Of all subjects with no history of stroke before W3, 430 (5.1%) had reported stroke incidents during the following 3-year period. The results of the binary logistic regression analysis are shown in Table 2. In model 1, compared to those with stable low/no depressive symptoms, those who had stable high depressive symptoms had higher probability of stroke incidents (OR 2.01, 95% CI 1.59–2.53), and recently manifested depressive symptoms were also associated with increased stroke incidents (OR 1.40, 95% CI 1.05–1.85). No significant associations were detected among the recently remitted group (OR 1.12, 95% CI 0.80–1.56). In model 2, after additional adjustment for baseline age, gender, education, marital status, and place of residence, the ORs were slightly altered, but the statistical significances remained similar. In model 3, after fully adjusting for age, gender, education, marital status, place of residence, smoking status, drinking frequency, BMI, hypertension, diabetes, and heart disease, patients with stable high and recent-onset depressive symptoms had respectively 101% (OR 2.01, 95% CI 1.58–2.56) and 39% (OR 1.39, 95% CI 1.04–1.85) higher stroke risk than did patients with stable low/no depressive symptoms. No significant associations were found among patients with remitted depressive symptoms (p > 0.05). Subgroup analyses and interaction analyses results are presented in supplementary table III. The P values for interactions assessing possible differences in effect by baseline age (0.22), gender (0.73), and place of residence (0.10) were not statistically significant.

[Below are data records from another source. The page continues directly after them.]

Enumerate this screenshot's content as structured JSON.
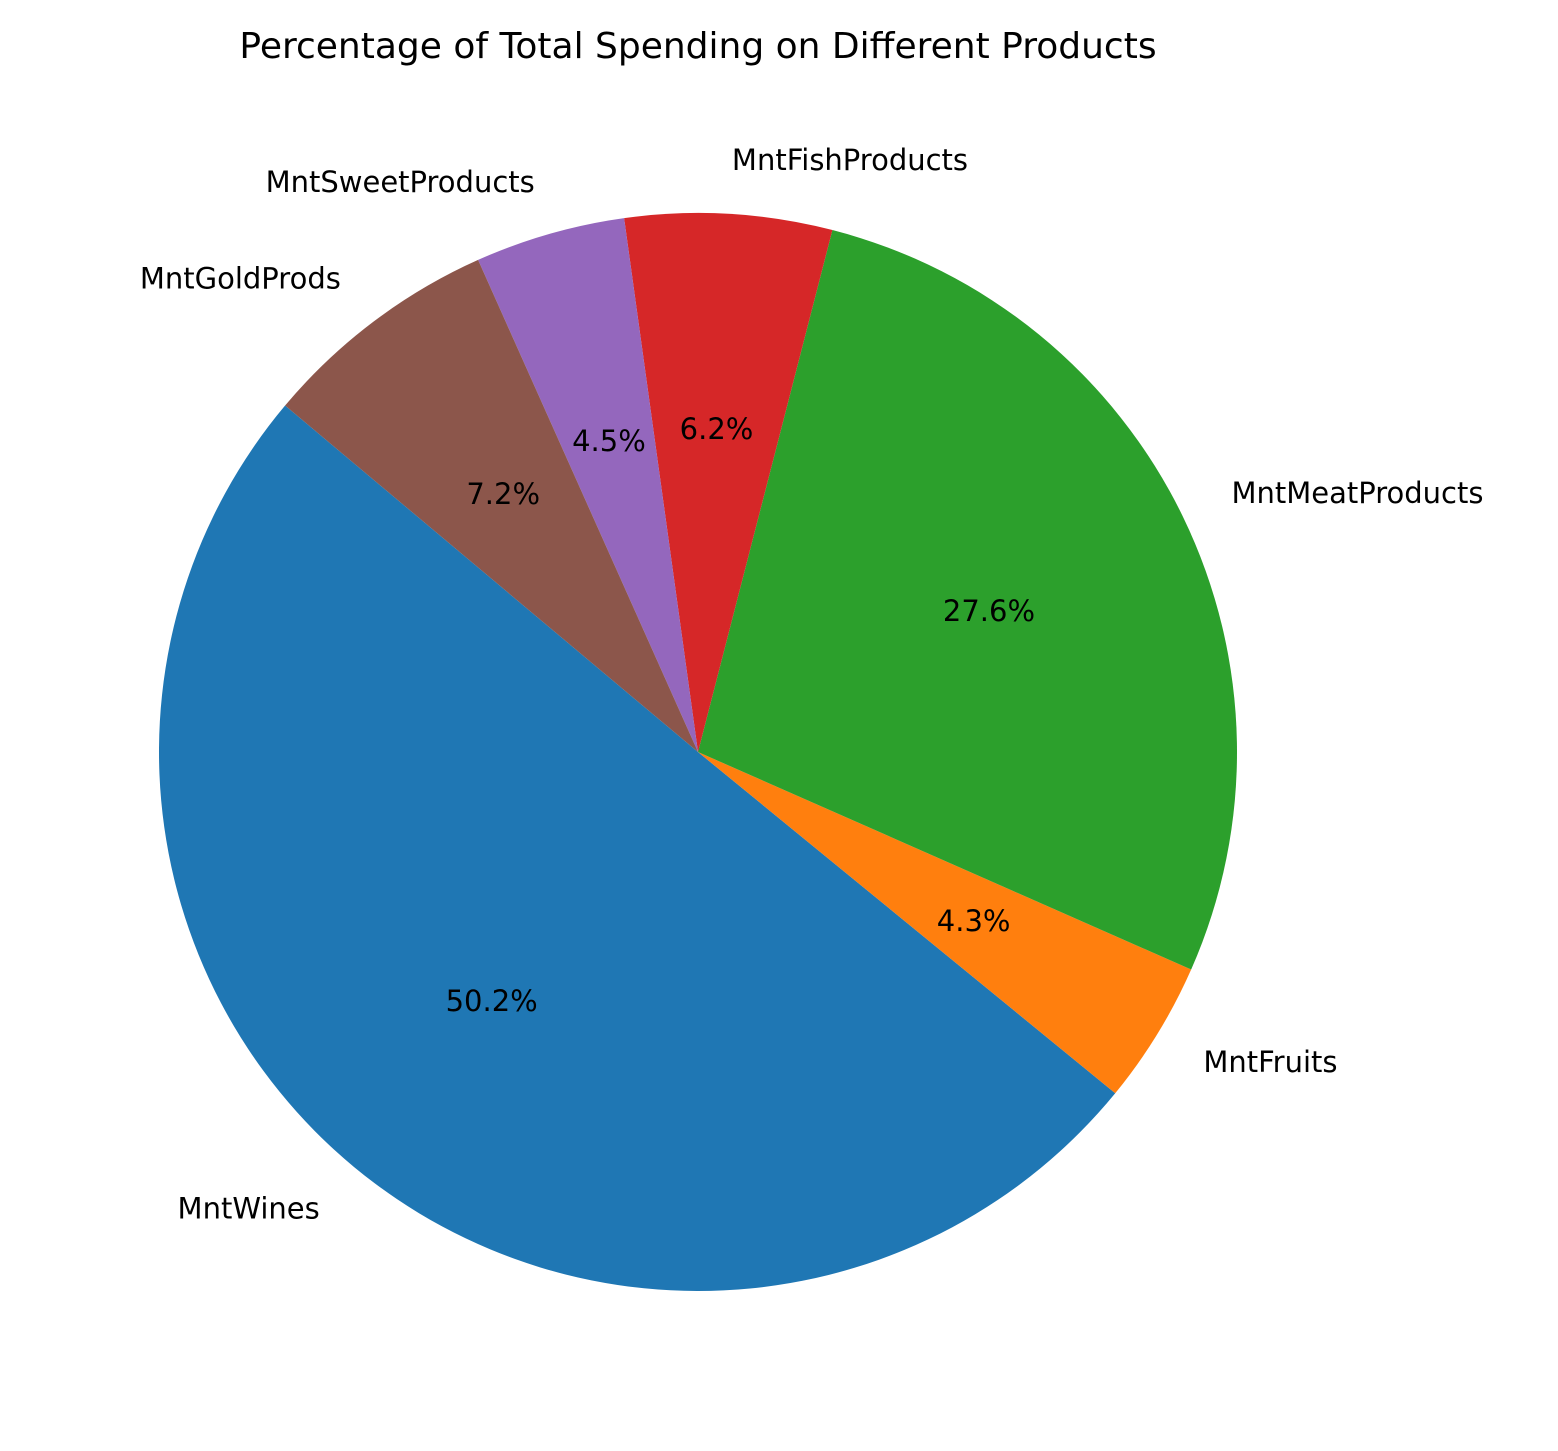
{
  "chart_data": {
    "type": "pie",
    "title": "Percentage of Total Spending on Different Products",
    "slices": [
      {
        "label": "MntWines",
        "value": 50.2,
        "pct_text": "50.2%",
        "color": "#1f77b4"
      },
      {
        "label": "MntFruits",
        "value": 4.3,
        "pct_text": "4.3%",
        "color": "#ff7f0e"
      },
      {
        "label": "MntMeatProducts",
        "value": 27.6,
        "pct_text": "27.6%",
        "color": "#2ca02c"
      },
      {
        "label": "MntFishProducts",
        "value": 6.2,
        "pct_text": "6.2%",
        "color": "#d62728"
      },
      {
        "label": "MntSweetProducts",
        "value": 4.5,
        "pct_text": "4.5%",
        "color": "#9467bd"
      },
      {
        "label": "MntGoldProds",
        "value": 7.2,
        "pct_text": "7.2%",
        "color": "#8c564b"
      }
    ],
    "start_angle_deg": 140,
    "direction": "counterclockwise",
    "legend": "none"
  }
}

The stable low/no group was used as the reference. The model 1 was unadjusted. The model 2 was adjusted by baseline demographic variables including age, gender, education, marital status, place of residence. The model 3 was further adjusted by smoking status, drinking frequency, body mass index, hypertension, diabetes and heart disease.
Sensitivity analyses
Subsequently, in sensitivity analyses (Supplementary table IV), where elevated depressive symptoms were defined by a higher cutoff (CESD-10 ≥ 15), participants reporting elevated depressive symptoms at baseline had a 1.51-fold higher risk of stroke compared to those with no elevated symptoms in the fully adjusted model. Stable high (OR 2.33, 95% CI 1.70–3.20) and recent onset (OR 1.60, 95% CI 1.19–2.16) depressive symptoms were statistically associated with increased stroke risks in comparison to stable low/no group. Yet no significant associations were detected between recently remitted of depressive symptoms and stroke risk (p > 0.05).